Regina Dal Cin (4 April 1819 – 15 August 1897) was an Italian osteopath, who practiced the recomposition of femoral dislocations. She is considered to be an expert in the reconstruction of the congenital and antiquated dislocations of the femur.

==Biography==
Born as Regina Marchesini on 4 April 1819 in San Vendemiano, in the province of Treviso, northern Italy, Regina Dal Cin was the daughter of Lorenzo Marchesini and his wife Adriana Zandonella, a skilled "bone-dresser". Regina never went to school and devoted much of her time to improving her bone-setting techniques, learned from her mother.

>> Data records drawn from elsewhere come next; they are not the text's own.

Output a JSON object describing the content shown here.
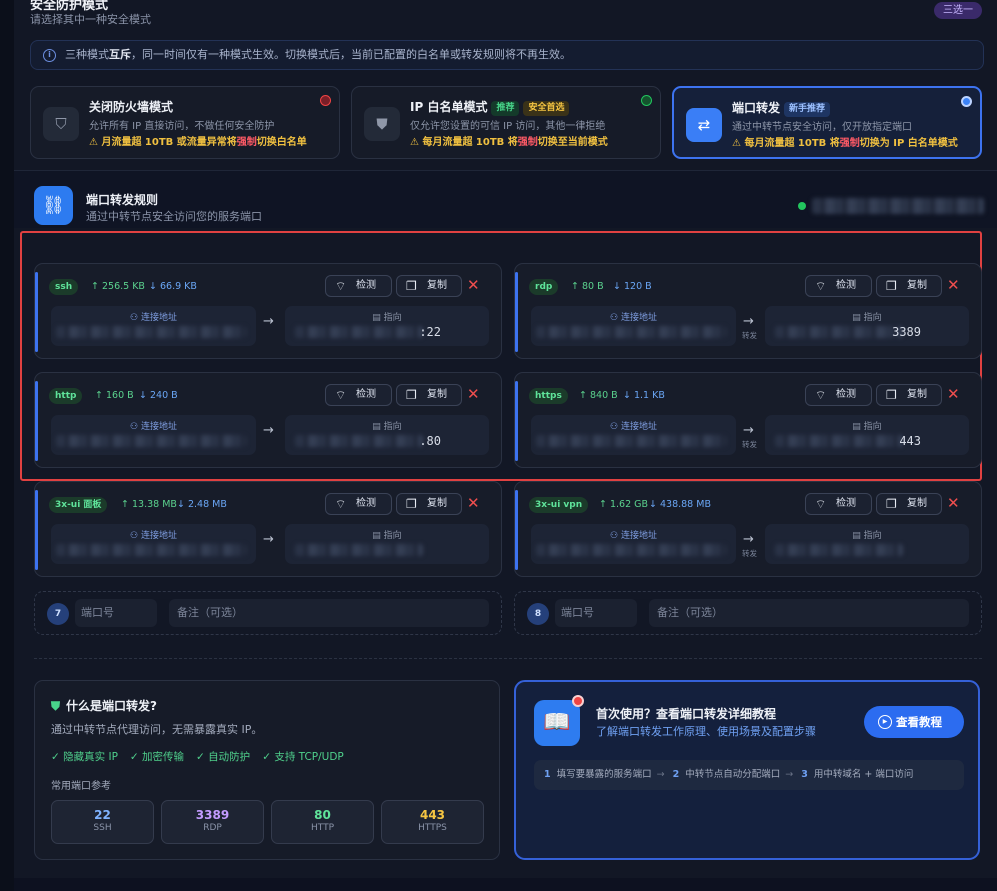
{
  "header": {
    "title": "安全防护模式",
    "subtitle": "请选择其中一种安全模式",
    "badge": "三选一"
  },
  "info": {
    "text_pre": "三种模式",
    "text_bold": "互斥",
    "text_post": "，同一时间仅有一种模式生效。切换模式后，当前已配置的白名单或转发规则将不再生效。"
  },
  "modes": [
    {
      "title": "关闭防火墙模式",
      "desc": "允许所有 IP 直接访问，不做任何安全防护",
      "warn_pre": "月流量超 10TB 或流量异常将",
      "warn_red": "强制",
      "warn_post": "切换白名单",
      "tags": [],
      "corner_color": "#ef4444"
    },
    {
      "title": "IP 白名单模式",
      "desc": "仅允许您设置的可信 IP 访问，其他一律拒绝",
      "warn_pre": "每月流量超 10TB 将",
      "warn_red": "强制",
      "warn_post": "切换至当前模式",
      "tags": [
        "推荐",
        "安全首选"
      ],
      "corner_color": "#22c55e"
    },
    {
      "title": "端口转发",
      "desc": "通过中转节点安全访问，仅开放指定端口",
      "warn_pre": "每月流量超 10TB 将",
      "warn_red": "强制",
      "warn_post": "切换为 IP 白名单模式",
      "tags": [
        "新手推荐"
      ],
      "corner_color": "#3b82f6"
    }
  ],
  "section": {
    "title": "端口转发规则",
    "subtitle": "通过中转节点安全访问您的服务端口"
  },
  "rules": [
    {
      "name": "ssh",
      "up": "256.5 KB",
      "down": "66.9 KB",
      "port": ":22",
      "forward_label": ""
    },
    {
      "name": "rdp",
      "up": "80 B",
      "down": "120 B",
      "port": "3389",
      "forward_label": "转发"
    },
    {
      "name": "http",
      "up": "160 B",
      "down": "240 B",
      "port": ".80",
      "forward_label": ""
    },
    {
      "name": "https",
      "up": "840 B",
      "down": "1.1 KB",
      "port": "443",
      "forward_label": "转发"
    },
    {
      "name": "3x-ui 面板",
      "up": "13.38 MB",
      "down": "2.48 MB",
      "port": "",
      "forward_label": ""
    },
    {
      "name": "3x-ui vpn",
      "up": "1.62 GB",
      "down": "438.88 MB",
      "port": "",
      "forward_label": "转发"
    }
  ],
  "labels": {
    "detect": "检测",
    "copy": "复制",
    "src": "连接地址",
    "dst": "指向",
    "close": "✕"
  },
  "add_rows": [
    {
      "num": "7",
      "port_ph": "端口号",
      "remark_ph": "备注（可选）"
    },
    {
      "num": "8",
      "port_ph": "端口号",
      "remark_ph": "备注（可选）"
    }
  ],
  "what": {
    "title": "什么是端口转发?",
    "desc": "通过中转节点代理访问，无需暴露真实 IP。",
    "features": [
      "✓ 隐藏真实 IP",
      "✓ 加密传输",
      "✓ 自动防护",
      "✓ 支持 TCP/UDP"
    ],
    "ref_title": "常用端口参考",
    "ports": [
      {
        "num": "22",
        "label": "SSH",
        "color": "#7fb2ff"
      },
      {
        "num": "3389",
        "label": "RDP",
        "color": "#c39bff"
      },
      {
        "num": "80",
        "label": "HTTP",
        "color": "#5fe39a"
      },
      {
        "num": "443",
        "label": "HTTPS",
        "color": "#f5c542"
      }
    ]
  },
  "tutorial": {
    "title": "首次使用？查看端口转发详细教程",
    "subtitle": "了解端口转发工作原理、使用场景及配置步骤",
    "button": "查看教程",
    "steps": [
      {
        "n": "1",
        "t": "填写要暴露的服务端口"
      },
      {
        "n": "2",
        "t": "中转节点自动分配端口"
      },
      {
        "n": "3",
        "t": "用中转域名 + 端口访问"
      }
    ]
  }
}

At the age of 9, she started her career as a bone-setter by replacing her mother, who had broken her leg in a buggy accident.

At the invitation, she visited Venice, Vienna and Turin where she reconstructed the dislocated femurs, and treated even more serious cases at the local civic hospitals. Some of her bone-setting practices were witnessed by the illustrious surgeons at the time.

She faced four trials on the ground of not having the legal authorization to practice bone-setting, but she emerged victorious.

At the age of 18, she married Lorenzo Dal Cin. She was widowed early with a daughter.

A street in front of Palazzo Regina Dal Cin and a primary school were named after her by the municipality of Cappella Maggiore.

She died on 15 August 1897 in Cappella Maggiore.